The data, which were reviewed by independent experts, showed that events occurred in 13 out of 11,614 patients treated with Zelnorm (0.11%), compared to one case in 7,031 placebo-treated patients (0.01%). All patients affected had pre-existing cardiovascular disease and/or CV risk factors.

The rate of cardiovascular ischemic events seen in Zelnorm-treated patients in controlled trials corresponds approximately with the expected rates for such events in the general population.

"My review of the data suggested that a causal relationship is unlikely between tegaserod and the rare cardiovascular ischemic events observed in clinical trials," said Jeffrey L. Anderson, MD, Professor of Internal Medicine at the University of Utah and Associate Chief, Cardiology Division, LDS Hospital in Salt Lake City, UT -- an independent cardiologist who reviewed the data. "Furthermore, the data did not show any consistent pattern of event type, time to event or dose relationship in tegaserod treated patients."

Multiple studies do not suggest any constrictive effects of Zelnorm on coronary arteries.

An estimated 12 million Americans suffer from the painful and disruptive symptoms of IBS with constipation. Many have symptoms for five to 10 years, which trigger missed work-days and often prevent them from participating in everyday activities with their family and friends.

"Zelnorm provides unique benefits to patients by treating the multiple symptoms of abdominal pain, bloating and constipation that are associated with IBS with constipation," said Stephen Cunningham, MD, Vice President and Head of US Clinical Development and Medical Affairs at Novartis Pharmaceuticals Corporation. "Although we have complied with the FDA's request and are collaborating with the agency, we continue to believe that Zelnorm provides important benefits for appropriate patients."

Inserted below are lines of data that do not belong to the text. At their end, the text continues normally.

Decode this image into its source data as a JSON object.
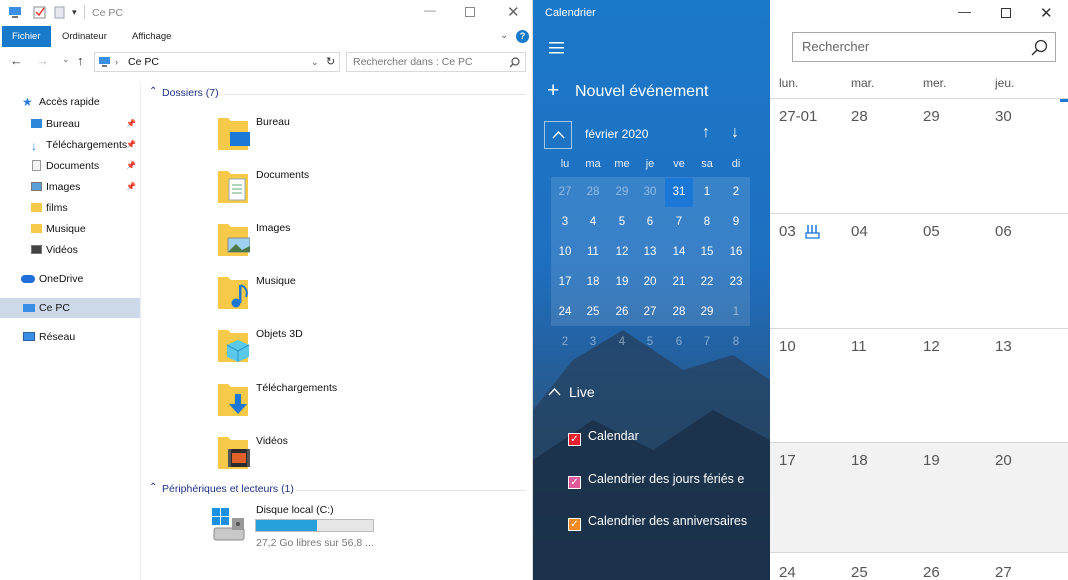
{
  "explorer": {
    "title": "Ce PC",
    "tabs": [
      "Fichier",
      "Ordinateur",
      "Affichage"
    ],
    "address": "Ce PC",
    "search_placeholder": "Rechercher dans : Ce PC",
    "nav": {
      "quick_access": "Accès rapide",
      "quick_items": [
        "Bureau",
        "Téléchargements",
        "Documents",
        "Images",
        "films",
        "Musique",
        "Vidéos"
      ],
      "onedrive": "OneDrive",
      "this_pc": "Ce PC",
      "network": "Réseau"
    },
    "folders_header": "Dossiers (7)",
    "folders": [
      "Bureau",
      "Documents",
      "Images",
      "Musique",
      "Objets 3D",
      "Téléchargements",
      "Vidéos"
    ],
    "devices_header": "Périphériques et lecteurs (1)",
    "drive": {
      "name": "Disque local (C:)",
      "free_text": "27,2 Go libres sur 56,8 ...",
      "used_fraction": 0.52
    }
  },
  "calendar": {
    "app_title": "Calendrier",
    "new_event": "Nouvel événement",
    "month_title": "février 2020",
    "weekdays": [
      "lu",
      "ma",
      "me",
      "je",
      "ve",
      "sa",
      "di"
    ],
    "weeks": [
      [
        "27",
        "28",
        "29",
        "30",
        "31",
        "1",
        "2"
      ],
      [
        "3",
        "4",
        "5",
        "6",
        "7",
        "8",
        "9"
      ],
      [
        "10",
        "11",
        "12",
        "13",
        "14",
        "15",
        "16"
      ],
      [
        "17",
        "18",
        "19",
        "20",
        "21",
        "22",
        "23"
      ],
      [
        "24",
        "25",
        "26",
        "27",
        "28",
        "29",
        "1"
      ],
      [
        "2",
        "3",
        "4",
        "5",
        "6",
        "7",
        "8"
      ]
    ],
    "today": "31",
    "account": "Live",
    "calendars": [
      {
        "name": "Calendar",
        "color": "#e8212e"
      },
      {
        "name": "Calendrier des jours fériés e",
        "color": "#e05a9b"
      },
      {
        "name": "Calendrier des anniversaires",
        "color": "#f08a24"
      }
    ]
  },
  "month_view": {
    "search_placeholder": "Rechercher",
    "columns": [
      "lun.",
      "mar.",
      "mer.",
      "jeu."
    ],
    "rows": [
      [
        "27-01",
        "28",
        "29",
        "30"
      ],
      [
        "03",
        "04",
        "05",
        "06"
      ],
      [
        "10",
        "11",
        "12",
        "13"
      ],
      [
        "17",
        "18",
        "19",
        "20"
      ],
      [
        "24",
        "25",
        "26",
        "27"
      ]
    ]
  }
}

Nevertheless, Novartis has suspended the marketing, sales and distribution of Zelnorm in response to the FDA's request, so that public discussion and an Advisory Committee meeting can take place to determine the risks and benefits of this medicine.

Novartis and the FDA will communicate this information to physicians and patients, and will discuss the best way to continue to make Zelnorm available to appropriate patients, including through a Treatment IND. Patients taking Zelnorm are being advised to consult their physicians. For additional information regarding Zelnorm, call the Novartis Customer Interaction Center at 888-NOW-NOVA (888-669-6682).

Consistent with the decision to suspend marketing and sales, Novartis is asking US suppliers to return product to the company. Patients can return any unused and unexpired Zelnorm and Novartis will reimburse them their out-of- pocket costs.

Novartis is in discussion with health authorities in other countries where Zelnorm (also marketed as Zelmac) is available to determine next steps.

Zelnorm received FDA approval for the short-term treatment of women with IBS with constipation in the US on July 24, 2002. Zelnorm also received FDA approval for the treatment of men and women less than 65 years of age with chronic idiopathic constipation in the US on August 20, 2004.